We split last year. It became really bad and volatile he was stringing me along after the break up still sleeping together while he had someone else. We had a big bust up when I found out and things are now quite toxic. We have as little contact as possible but we do have two children together. I'll admit that I have found it difficult especially given how things went and him moving on with the other woman so fast but I'm doing OK or was at least doing better.
He is about to become homeless and has asked about the house next door (tenants moved out two weeks ago) on the plus the kids could see him more but I think for me personally having him next door would be detrimental to my mental health seeing/hearing him etc next door would be hard.
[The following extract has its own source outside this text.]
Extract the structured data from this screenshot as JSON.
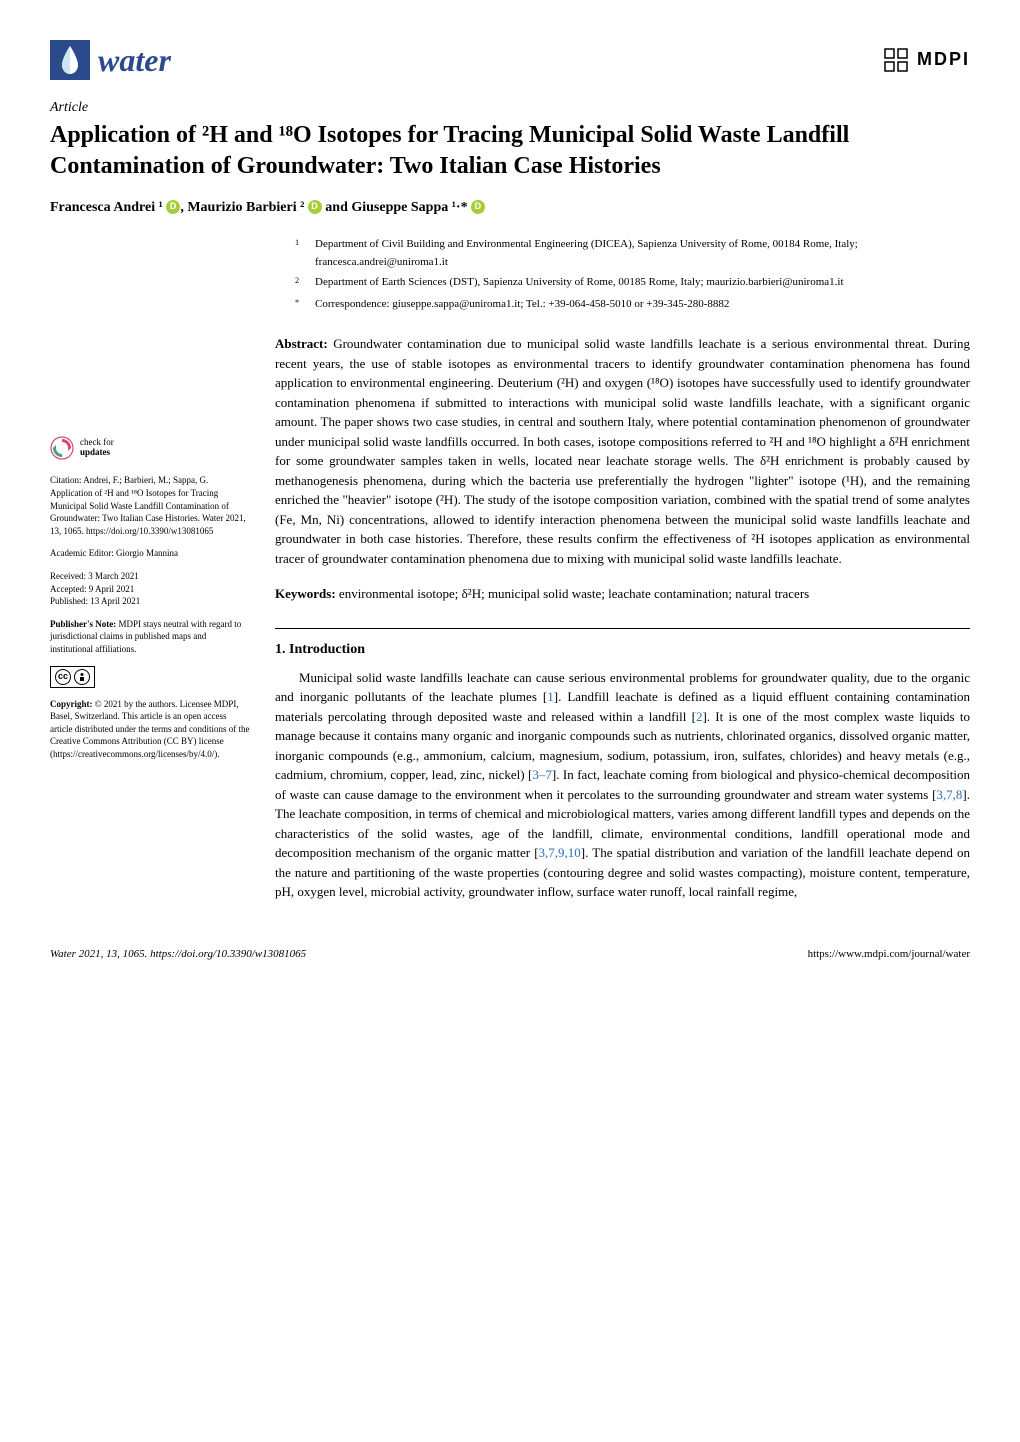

I'm quite a pushover and usually do everything for him always have so it's no surprise I did contact the people about next door but all I've had since is anxiety and stress over it. I don't want him next door for my own sake but I know it would be beneficial for the kids so feel I'm being selfish. Also I wouldn't want him to be homeless. He works but self employed so finding somewhere to rent has been a bit difficult. I know it isn't my problem but I just keep thinking about the kids.
What should I do? Say they said no (if they do reply they haven't yet) or do I be honest and say it won't be good to be next door? I honestly just feel so sick and like I've taken huge steps back in trying to cope with the break up. Is it selfish of me? I just feel so confused.